Kabalu’s statement is welcome, but events in the past years give no guarantee that his group can back his reassurance. The MILF leadership could not control two of its commanders who went on a rampage after the signing of the MOA-AD was stopped by the Supreme Court with a restraining order. Those two commanders remain at large, and MILF leaders have refused to turn them in. The lame promise of the MILF leadership is that the two commanders will face the group’s brand of justice. So far there has been no progress in this area and the two commanders, Ameril Umbra Kato and Abdu-rahman Macapaar, alias Bravo, are still being hunted down by government forces.
The peace negotiations will likely resume, although the signing of a final peace agreement under the Arroyo administration becomes more remote with the Supreme Court ruling, and as the passing days turn the President into a lame duck. The resumption can be helped along if MILF leaders finally show some leadership and turn in Kato and Bravo. At the very least, the MILF leadership must be true to Kabalu’s vow that the separatist group will not initiate hostilities over the SC ruling.

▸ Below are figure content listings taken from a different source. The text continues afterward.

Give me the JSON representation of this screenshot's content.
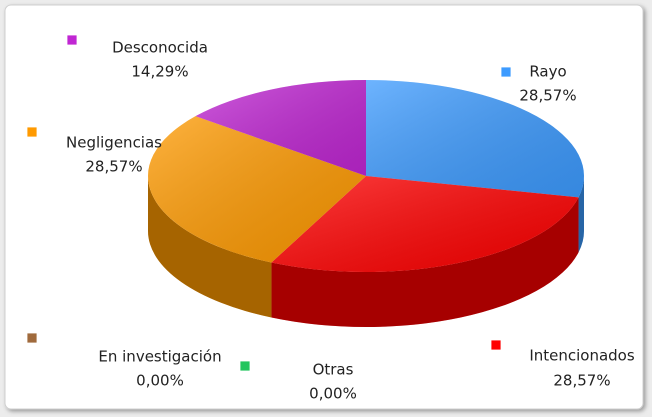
{
  "chart_data": {
    "type": "pie",
    "categories": [
      "Rayo",
      "Intencionados",
      "Otras",
      "En investigación",
      "Negligencias",
      "Desconocida"
    ],
    "values": [
      28.57,
      28.57,
      0,
      0,
      28.57,
      14.29
    ],
    "value_labels": [
      "28,57%",
      "28,57%",
      "0,00%",
      "0,00%",
      "28,57%",
      "14,29%"
    ],
    "colors": [
      "#3d9bff",
      "#ff0000",
      "#22c55e",
      "#a06a3c",
      "#ff9a00",
      "#c026d3"
    ]
  }
}
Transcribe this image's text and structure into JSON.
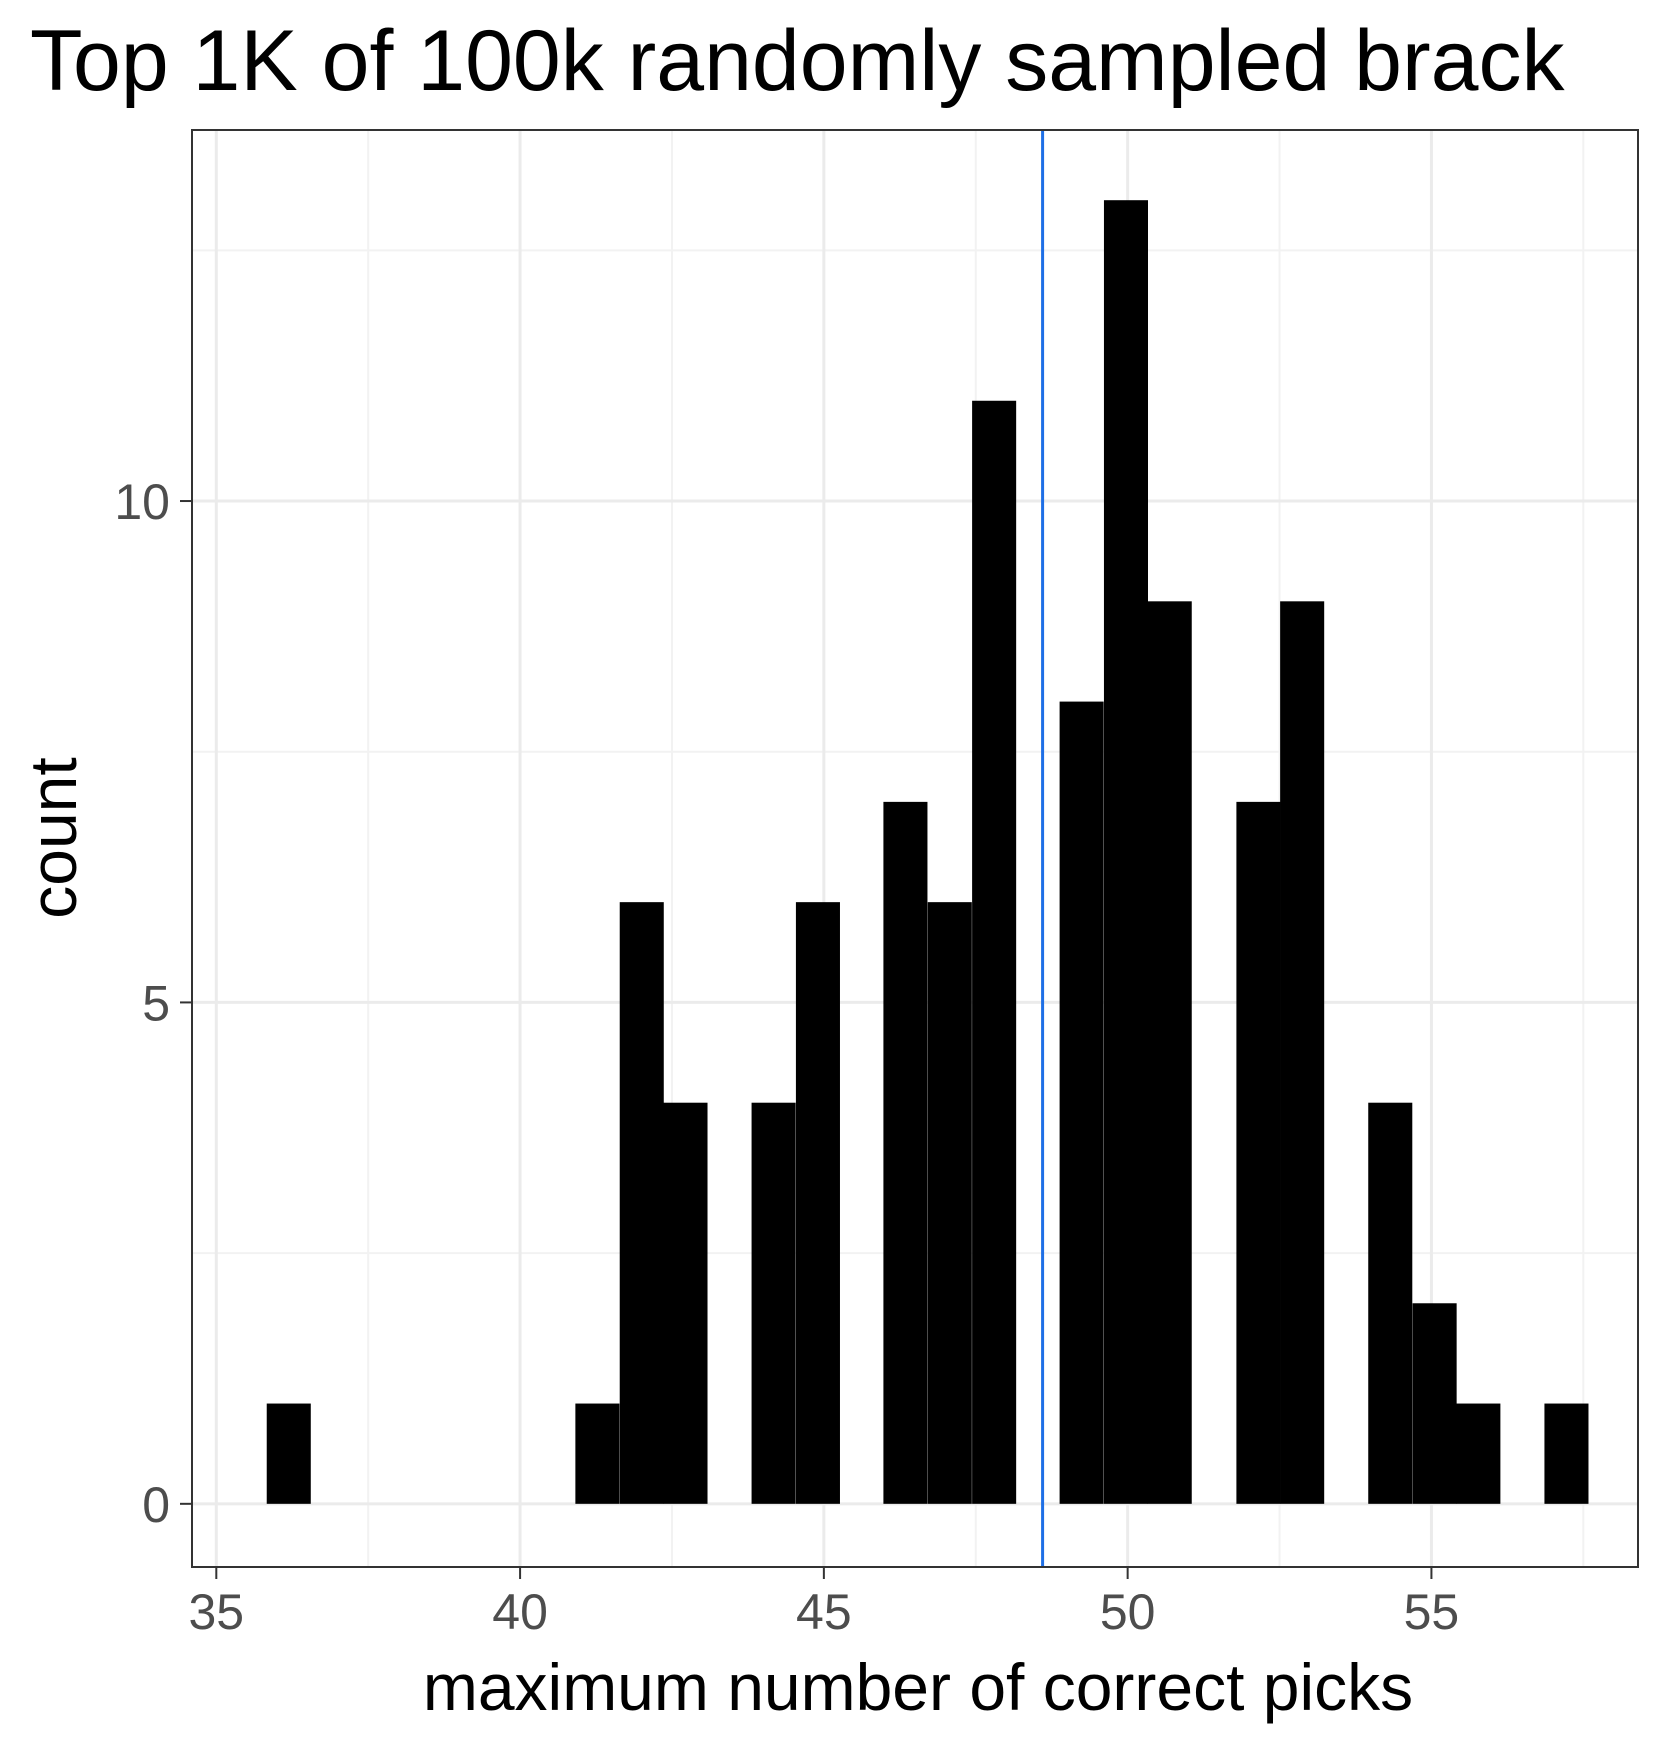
{
  "chart_data": {
    "type": "bar",
    "title": "Top 1K of 100k randomly sampled brack",
    "xlabel": "maximum number of correct picks",
    "ylabel": "count",
    "xlim": [
      34.6,
      58.4
    ],
    "ylim": [
      -0.63,
      13.7
    ],
    "x_ticks": [
      "35",
      "40",
      "45",
      "50",
      "55"
    ],
    "x_tick_values": [
      35,
      40,
      45,
      50,
      55
    ],
    "y_ticks": [
      "0",
      "5",
      "10"
    ],
    "y_tick_values": [
      0,
      5,
      10
    ],
    "y_minor_values": [
      2.5,
      7.5,
      12.5
    ],
    "grid": true,
    "bin_width": 0.725,
    "bins": [
      {
        "start": 35.83,
        "count": 1
      },
      {
        "start": 40.91,
        "count": 1
      },
      {
        "start": 41.64,
        "count": 6
      },
      {
        "start": 42.36,
        "count": 4
      },
      {
        "start": 43.81,
        "count": 4
      },
      {
        "start": 44.54,
        "count": 6
      },
      {
        "start": 45.98,
        "count": 7
      },
      {
        "start": 46.71,
        "count": 6
      },
      {
        "start": 47.44,
        "count": 11
      },
      {
        "start": 48.88,
        "count": 8
      },
      {
        "start": 49.61,
        "count": 13
      },
      {
        "start": 50.33,
        "count": 9
      },
      {
        "start": 51.79,
        "count": 7
      },
      {
        "start": 52.51,
        "count": 9
      },
      {
        "start": 53.96,
        "count": 4
      },
      {
        "start": 54.69,
        "count": 2
      },
      {
        "start": 55.41,
        "count": 1
      },
      {
        "start": 56.86,
        "count": 1
      }
    ],
    "vline": {
      "x": 48.6,
      "color": "#1e6fe6"
    },
    "colors": {
      "bar": "#000000",
      "grid_major": "#ebebeb",
      "grid_minor": "#f2f2f2",
      "panel_border": "#333333",
      "tick_text": "#4d4d4d"
    }
  }
}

After the ruling was handed down, the MILF bared plans to take the MOA-AD controversy to the United Nations and the Organization of Islamic Conference. The MOA-AD, Kabalu reiterated, is “a done deal” and must be honored by the government. This is precisely the situation that the petitioners in the SC case were trying to avoid when they sought to have the MOA-AD declared unconstitutional. The MILF should just stick to its promise, made through Kabalu, that the group will not initiate hostilities in Mindanao. That is the essence of peace.